The aerosol haze forces more heat into the monsoon winds which douse Australia's north-west. But it also contributes to a build-up of high pressure which may contribute to less rainfall across southern Australia, according to new research released by the CSIRO and the Bureau of Meteorology.

Human-induced climate change, while separate to these overlapping forces, has the power to exacerbate them. CSIRO's Dr Penny Whetton says the long-term trend in Australia includes about 0.9 of a degree warming through the 20th century.
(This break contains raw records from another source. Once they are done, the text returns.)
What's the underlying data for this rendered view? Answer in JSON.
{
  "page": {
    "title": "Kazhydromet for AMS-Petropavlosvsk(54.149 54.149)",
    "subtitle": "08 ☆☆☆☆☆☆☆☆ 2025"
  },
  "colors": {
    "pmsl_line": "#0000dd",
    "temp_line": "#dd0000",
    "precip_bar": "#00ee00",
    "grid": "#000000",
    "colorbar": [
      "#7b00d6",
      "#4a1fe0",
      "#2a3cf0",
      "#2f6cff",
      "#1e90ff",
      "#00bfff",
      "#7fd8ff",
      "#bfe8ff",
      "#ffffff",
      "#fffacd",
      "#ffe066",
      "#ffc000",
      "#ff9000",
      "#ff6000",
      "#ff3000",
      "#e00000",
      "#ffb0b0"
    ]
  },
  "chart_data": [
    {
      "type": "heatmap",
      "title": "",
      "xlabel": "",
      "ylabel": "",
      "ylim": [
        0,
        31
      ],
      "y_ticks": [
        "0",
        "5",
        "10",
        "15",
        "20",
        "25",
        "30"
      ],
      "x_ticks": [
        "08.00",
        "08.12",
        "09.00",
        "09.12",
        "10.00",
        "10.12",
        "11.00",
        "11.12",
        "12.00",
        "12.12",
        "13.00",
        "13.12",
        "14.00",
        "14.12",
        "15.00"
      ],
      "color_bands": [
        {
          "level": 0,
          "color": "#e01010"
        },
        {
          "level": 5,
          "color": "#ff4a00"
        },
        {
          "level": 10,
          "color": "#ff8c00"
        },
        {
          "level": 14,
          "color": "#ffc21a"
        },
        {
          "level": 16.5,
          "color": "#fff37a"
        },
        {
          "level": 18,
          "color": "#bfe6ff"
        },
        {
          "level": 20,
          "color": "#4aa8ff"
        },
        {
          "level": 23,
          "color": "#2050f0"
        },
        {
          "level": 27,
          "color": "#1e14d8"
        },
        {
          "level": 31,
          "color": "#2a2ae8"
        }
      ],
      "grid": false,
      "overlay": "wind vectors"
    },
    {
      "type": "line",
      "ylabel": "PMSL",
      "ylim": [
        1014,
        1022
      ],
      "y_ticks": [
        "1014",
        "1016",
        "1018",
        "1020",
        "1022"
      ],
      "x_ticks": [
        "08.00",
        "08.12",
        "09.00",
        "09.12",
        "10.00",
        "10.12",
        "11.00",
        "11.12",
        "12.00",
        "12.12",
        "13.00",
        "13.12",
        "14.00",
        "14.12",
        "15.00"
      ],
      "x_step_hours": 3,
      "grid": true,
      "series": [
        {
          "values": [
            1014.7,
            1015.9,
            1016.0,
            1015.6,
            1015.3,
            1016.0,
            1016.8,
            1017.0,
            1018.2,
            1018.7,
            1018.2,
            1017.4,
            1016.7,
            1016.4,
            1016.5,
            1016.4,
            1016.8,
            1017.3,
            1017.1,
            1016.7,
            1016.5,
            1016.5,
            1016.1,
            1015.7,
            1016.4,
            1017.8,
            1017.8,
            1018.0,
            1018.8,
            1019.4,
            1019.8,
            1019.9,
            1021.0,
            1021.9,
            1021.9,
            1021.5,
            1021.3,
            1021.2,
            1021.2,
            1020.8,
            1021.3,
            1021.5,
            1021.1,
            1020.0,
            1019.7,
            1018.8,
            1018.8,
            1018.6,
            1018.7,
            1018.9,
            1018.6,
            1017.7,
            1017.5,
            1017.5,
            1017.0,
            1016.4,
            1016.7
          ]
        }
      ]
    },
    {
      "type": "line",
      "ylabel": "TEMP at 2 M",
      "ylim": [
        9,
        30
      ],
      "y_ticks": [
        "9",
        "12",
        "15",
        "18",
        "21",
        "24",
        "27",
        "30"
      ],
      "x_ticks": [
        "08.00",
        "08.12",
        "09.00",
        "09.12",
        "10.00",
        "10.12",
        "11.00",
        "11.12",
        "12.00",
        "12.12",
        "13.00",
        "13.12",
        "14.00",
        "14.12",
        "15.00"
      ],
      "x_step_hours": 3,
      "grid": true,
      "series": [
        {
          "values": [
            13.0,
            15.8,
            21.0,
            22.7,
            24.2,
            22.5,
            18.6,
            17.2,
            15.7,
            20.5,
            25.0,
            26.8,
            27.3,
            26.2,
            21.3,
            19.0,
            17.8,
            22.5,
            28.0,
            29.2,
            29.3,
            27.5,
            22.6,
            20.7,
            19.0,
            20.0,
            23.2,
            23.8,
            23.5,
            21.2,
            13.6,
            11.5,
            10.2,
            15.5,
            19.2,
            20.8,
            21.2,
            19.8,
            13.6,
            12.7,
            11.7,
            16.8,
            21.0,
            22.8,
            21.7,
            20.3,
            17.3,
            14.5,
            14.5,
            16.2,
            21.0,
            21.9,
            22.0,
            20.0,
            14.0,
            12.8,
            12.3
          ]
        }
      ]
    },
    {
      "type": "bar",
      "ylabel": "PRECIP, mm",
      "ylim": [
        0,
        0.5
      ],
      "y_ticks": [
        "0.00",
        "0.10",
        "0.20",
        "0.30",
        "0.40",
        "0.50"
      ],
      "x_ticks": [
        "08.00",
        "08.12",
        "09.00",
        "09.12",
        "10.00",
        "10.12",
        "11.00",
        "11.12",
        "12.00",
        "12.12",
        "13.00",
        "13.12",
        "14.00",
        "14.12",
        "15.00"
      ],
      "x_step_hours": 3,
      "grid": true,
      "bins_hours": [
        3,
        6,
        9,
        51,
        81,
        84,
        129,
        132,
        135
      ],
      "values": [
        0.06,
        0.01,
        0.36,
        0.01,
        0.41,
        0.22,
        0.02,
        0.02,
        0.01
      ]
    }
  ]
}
Australia is looking at a warming of about 1 degree by 2030 and 1.5 to 4-5 degrees by 2070 unless greenhouse gas emissions are reduced.

"You can't say we expected a 46 degree day in Melbourne this year but we would expect that it is getting increasingly easy to set new records compared to the past because of the underlying warming trend that's occurring," Whetton said.

The causes for the big dry over southern Australia are, she says, more complicated.

"The drying trend over the last 10 to 12 years is consistent with the rainfall change we are projecting using climate models. It's actually a more severe decrease than the models are projecting. At the moment it's too early to say whether its climate change-related. In all likelihood it's some combination of some influences of long-term climate change and natural fluctuations of the climate system."

Whatever the immediate causes of the bushfires, for many Australians it is a reminder of the potential risks of uncontrolled climate change.

As the Climate Change Minister, Penny Wong, put it last year,"As one of the hottest and driest continents on earth, Australia's economy and environment will be one of the hardest and fastest hit by climate change if we don't act now."